# taz.de -- Mythen über Corona in Ostdeutschland: Die da oben, wir hier unten
       
       > Für manche Ostdeutsche liegt der Vergleich von Coronapolitik und
       > DDR-Zeiten nahe. Eine privilegierte Regierung erwartet Vertrauen von der
       > Bevölkerung.
       
 (IMG) Bild: Demonstration gegen Corona-Beschränkungen in Stuttgart
       
       An die Regierung! Wann dürfen wir freie Menschen sein? Die Sklavenzeit ist
       doch längst vorbei.“ So beginnt ein anonymer Brief an Erich Honecker aus
       dem Jahr 1983. Der Absender beklagt sich bei dem DDR-Staatschef über
       Mangelwirtschaft, fehlende Reisefreiheit und schlechte Luft: Aber auch über
       die vielen Polen, die in Ostberliner Geschäften einkaufen. Der Brief ist
       eine Mischung aus Hilflosigkeit, Wut und Ressentiment, der Ton schwankt
       zwischen Beleidigung und Pathos. „Man hat uns alles genommen“, schreibt der
       Verfasser und verweist auf die Nazizeit. „Unsere Großväter meinen, dafür
       haben sie nicht gekämpft und gelitten! Wir wollen die FREIHEIT!!!“
       
       Briefe wie diesen gab und gibt es schon immer. Menschen wenden sich an ihre
       Regierung, die sie als Obrigkeit verstehen. Als verstrickten Klüngel, den
       man verachtet, von dem man als „kleiner Mann“ jedoch unglücklicherweise
       abhängig gehalten wird. Mit den Protesten gegen die Politik der aktuellen
       Bundesregierung in Zeiten von Covid-19 verhält es sich ähnlich. Viele
       Protestierende, man sieht es an ihren Plakaten und Parolen, verstehen sich
       als staatliche Verfügungsmasse, der „die Wahrheit“ nicht zugetraut wird und
       über deren Leben und Fortkommen durch anonym waltende, ins Unkenntliche
       verflochtene Kräfte verfügt wird.
       
       Man kann sich darüber leicht lustig machen – Menschen, die Angela Merkel
       für eine Reptiloide halten oder meinen, einer Gehirnwäsche über das
       Trinkwasser unterzogen zu werden, entmachten sich als handelnde Individuen
       ja vorsorglich selbst. Verschwörungsmythen machen die Problemlage angenehm
       schlicht. Aber das allenthalben zu beobachtende Misstrauen in die Politik
       und ihre VertreterInnen ist natürlich auch das Ergebnis jahrzehntelangen
       Handelns. Das Versprechen des hochtourigen Neoliberalismus lautet grob
       gesagt: Macht keine Scherereien, seid gute KonsumentInnen, und fragt nicht
       nach den globalen Folgen unserer Politik. Im Gegenzug hält Vater Staat euch
       Ärger vom Hals. Er belohnt die Reichen, hält die Prekären auf niedrigem
       Niveau bei Laune und gibt allen ein Gefühl von Überlegenheit anderen
       gegenüber. Vertraut uns einfach!
       
       ## Das Vertrauen erschüttert
       
       Der weltweite Ausbruch der Coronapandemie bringt dieses Prinzip an sein
       vorläufiges Ende. Menschen sind durch ein unsichtbares Virus bedroht.
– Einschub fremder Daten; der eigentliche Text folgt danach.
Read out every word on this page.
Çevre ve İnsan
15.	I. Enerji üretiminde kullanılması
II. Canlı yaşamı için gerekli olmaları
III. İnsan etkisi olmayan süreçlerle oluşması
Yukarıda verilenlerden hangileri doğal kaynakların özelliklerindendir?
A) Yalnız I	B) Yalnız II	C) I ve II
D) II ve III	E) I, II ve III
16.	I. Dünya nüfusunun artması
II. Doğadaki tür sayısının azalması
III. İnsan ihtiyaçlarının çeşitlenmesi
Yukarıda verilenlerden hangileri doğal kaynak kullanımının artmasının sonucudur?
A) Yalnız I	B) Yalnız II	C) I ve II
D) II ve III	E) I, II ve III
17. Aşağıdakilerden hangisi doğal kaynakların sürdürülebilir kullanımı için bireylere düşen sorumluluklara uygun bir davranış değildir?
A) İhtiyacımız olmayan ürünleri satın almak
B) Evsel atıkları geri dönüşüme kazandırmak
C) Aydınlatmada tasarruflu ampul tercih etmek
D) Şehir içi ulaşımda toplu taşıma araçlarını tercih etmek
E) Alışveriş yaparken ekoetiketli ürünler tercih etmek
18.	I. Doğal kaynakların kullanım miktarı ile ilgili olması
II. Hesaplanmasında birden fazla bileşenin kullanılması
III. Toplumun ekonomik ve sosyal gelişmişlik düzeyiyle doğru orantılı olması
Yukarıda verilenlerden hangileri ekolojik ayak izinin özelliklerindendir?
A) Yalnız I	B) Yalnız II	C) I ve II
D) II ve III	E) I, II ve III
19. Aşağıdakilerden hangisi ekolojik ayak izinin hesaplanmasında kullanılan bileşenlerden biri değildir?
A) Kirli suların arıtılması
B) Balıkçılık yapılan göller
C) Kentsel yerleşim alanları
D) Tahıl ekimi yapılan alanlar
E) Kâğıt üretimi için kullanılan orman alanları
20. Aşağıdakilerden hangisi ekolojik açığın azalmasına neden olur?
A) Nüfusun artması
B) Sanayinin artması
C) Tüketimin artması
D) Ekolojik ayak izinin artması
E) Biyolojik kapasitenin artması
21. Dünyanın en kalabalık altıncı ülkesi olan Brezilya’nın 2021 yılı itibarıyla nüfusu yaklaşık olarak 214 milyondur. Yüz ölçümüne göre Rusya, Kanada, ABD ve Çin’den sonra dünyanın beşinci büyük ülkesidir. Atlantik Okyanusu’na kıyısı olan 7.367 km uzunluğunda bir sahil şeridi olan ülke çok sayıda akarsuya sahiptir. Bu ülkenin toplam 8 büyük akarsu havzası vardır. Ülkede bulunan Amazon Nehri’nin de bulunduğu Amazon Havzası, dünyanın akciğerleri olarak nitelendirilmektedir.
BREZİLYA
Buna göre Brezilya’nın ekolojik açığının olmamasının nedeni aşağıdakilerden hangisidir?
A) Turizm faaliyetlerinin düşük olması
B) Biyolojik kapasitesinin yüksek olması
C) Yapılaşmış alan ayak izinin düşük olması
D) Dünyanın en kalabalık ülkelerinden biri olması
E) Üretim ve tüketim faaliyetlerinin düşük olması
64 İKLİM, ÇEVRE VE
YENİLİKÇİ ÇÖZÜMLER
       Covid-19 kann sie das Leben kosten. Und plötzlich ist es überhaupt nicht
       mehr egal, ob man seinem Staat nur halbwegs vertraut. Bis Angela Merkel „Es
       ist ernst, nehmen Sie es auch ernst“ sagte, vergingen wertvolle Wochen. Es
       fehlte an Schutzmasken und Desinfektionsmitteln, vor allem aber an
       verlässlichen, verifizierbaren Informationen und nachvollziehbaren
       Handlungsempfehlungen. Das macht misstrauisch. Wer misstraut, macht Fehler.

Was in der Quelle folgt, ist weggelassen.